Отец повез меня прежде всего в баню, где мы взяли отдельный номер с двумя мраморными ваннами. Мыло и губки были предусмотрительно положены отцом уже заранее в карету. Туда мы захватили с собой и все наши узелки с покупками. Там мы оба чисто вымылись, и я вышел, так сказать, из пены мыльных вод, совершенно преображенным, одетым во все новое, а мое старое тряпье было завернуто в узелок и увезено, чтобы не смешить банщика, который будет после нас убирать ванну...
Когда я вспоминаю теперь всю процедуру моего преобразования, я не могу не признать, что во всей этой предусмотрительности и заботливости обо мне отца было много трогательного, а между тем я и теперь не могу не улыбаться, когда описываю ее!
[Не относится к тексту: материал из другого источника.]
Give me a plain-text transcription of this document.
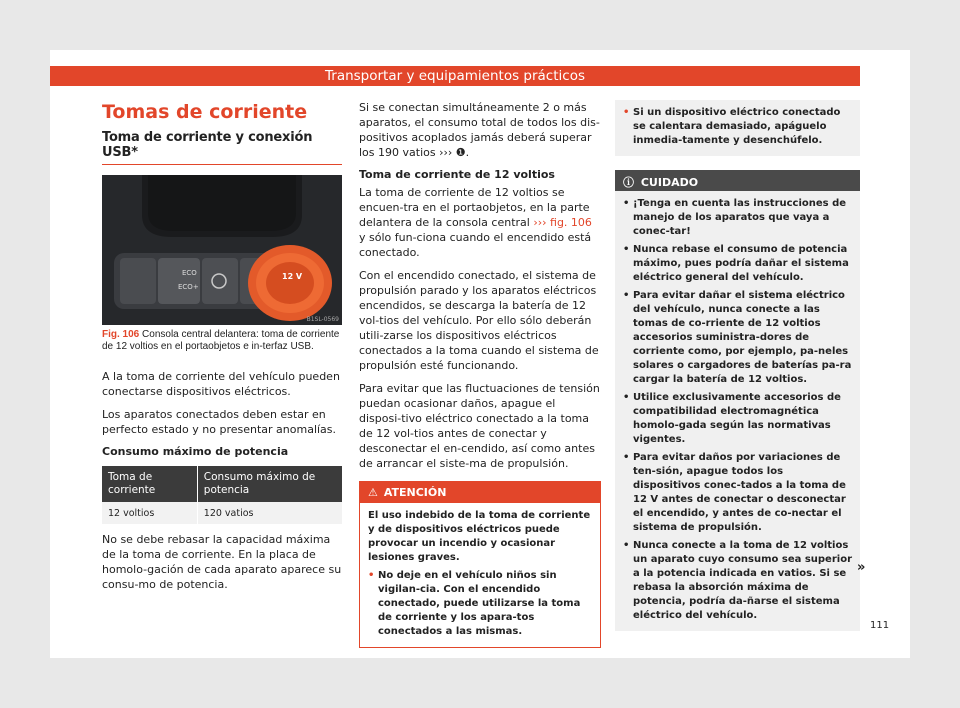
Transportar y equipamientos prácticos
Tomas de corriente
Toma de corriente y conexión USB*
ECO
ECO+
12 V
B1SL-0569

Fig. 106 Consola central delantera: toma de corriente de 12 voltios en el portaobjetos e in-terfaz USB.

A la toma de corriente del vehículo pueden conectarse dispositivos eléctricos.

Los aparatos conectados deben estar en perfecto estado y no presentar anomalías.

Consumo máximo de potencia

Toma de corriente	Consumo máximo de potencia
12 voltios	120 vatios

No se debe rebasar la capacidad máxima de la toma de corriente. En la placa de homolo-gación de cada aparato aparece su consu-mo de potencia.

Si se conectan simultáneamente 2 o más aparatos, el consumo total de todos los dis-positivos acoplados jamás deberá superar los 190 vatios ››› ❶.

Toma de corriente de 12 voltios

La toma de corriente de 12 voltios se encuen-tra en el portaobjetos, en la parte delantera de la consola central ››› fig. 106 y sólo fun-ciona cuando el encendido está conectado.

Con el encendido conectado, el sistema de propulsión parado y los aparatos eléctricos encendidos, se descarga la batería de 12 vol-tios del vehículo. Por ello sólo deberán utili-zarse los dispositivos eléctricos conectados a la toma cuando el sistema de propulsión esté funcionando.

Para evitar que las fluctuaciones de tensión puedan ocasionar daños, apague el disposi-tivo eléctrico conectado a la toma de 12 vol-tios antes de conectar y desconectar el en-cendido, así como antes de arrancar el siste-ma de propulsión.

⚠ ATENCIÓN

El uso indebido de la toma de corriente y de dispositivos eléctricos puede provocar un incendio y ocasionar lesiones graves.

• No deje en el vehículo niños sin vigilan-cia. Con el encendido conectado, puede utilizarse la toma de corriente y los apara-tos conectados a las mismas.

• Si un dispositivo eléctrico conectado se calentara demasiado, apáguelo inmedia-tamente y desenchúfelo.

ⓘ CUIDADO

• ¡Tenga en cuenta las instrucciones de manejo de los aparatos que vaya a conec-tar!

• Nunca rebase el consumo de potencia máximo, pues podría dañar el sistema eléctrico general del vehículo.

• Para evitar dañar el sistema eléctrico del vehículo, nunca conecte a las tomas de co-rriente de 12 voltios accesorios suministra-dores de corriente como, por ejemplo, pa-neles solares o cargadores de baterías pa-ra cargar la batería de 12 voltios.

• Utilice exclusivamente accesorios de compatibilidad electromagnética homolo-gada según las normativas vigentes.

• Para evitar daños por variaciones de ten-sión, apague todos los dispositivos conec-tados a la toma de 12 V antes de conectar o desconectar el encendido, y antes de co-nectar el sistema de propulsión.

• Nunca conecte a la toma de 12 voltios un aparato cuyo consumo sea superior a la potencia indicada en vatios. Si se rebasa la absorción máxima de potencia, podría da-ñarse el sistema eléctrico del vehículo.

»
111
А тогда для меня, ценившего лишь сущность и презиравшего все показное, такая забота о моей внешности казалась совершенно комической.
«Отчего бы отцу, — думал я, — просто не привезти меня домой и, показав швейцару, не сказать: "Вот как царящий у нас произвол и угнетенье обработали моего сына!"»
А затем уже можно было бы пойти и купить мне все нужное. Зачем этот ложный стыд перед своей собственной прислугой, когда на деле нечего было стыдиться, а можно было только гордиться, как гордился бы своими лохмотьями человек, возвратившийся из долгого путешествия по диким странам. Все такие предосторожности показывали мне, что отец еще конфузится моего заключения в тюрьму... и это меня заставляло замыкаться перед ним и по-прежнему не давать ему заглянуть в глубину моей души.
Здесь таился корень и всех будущих недоразумений между нами.
Когда я впервые вошел по парадной лестнице в бельэтаж нашего нового петербургского дома, он действительно показался мне, как и говорила Эпштейн, настоящим дворцом по своему художественному убранству.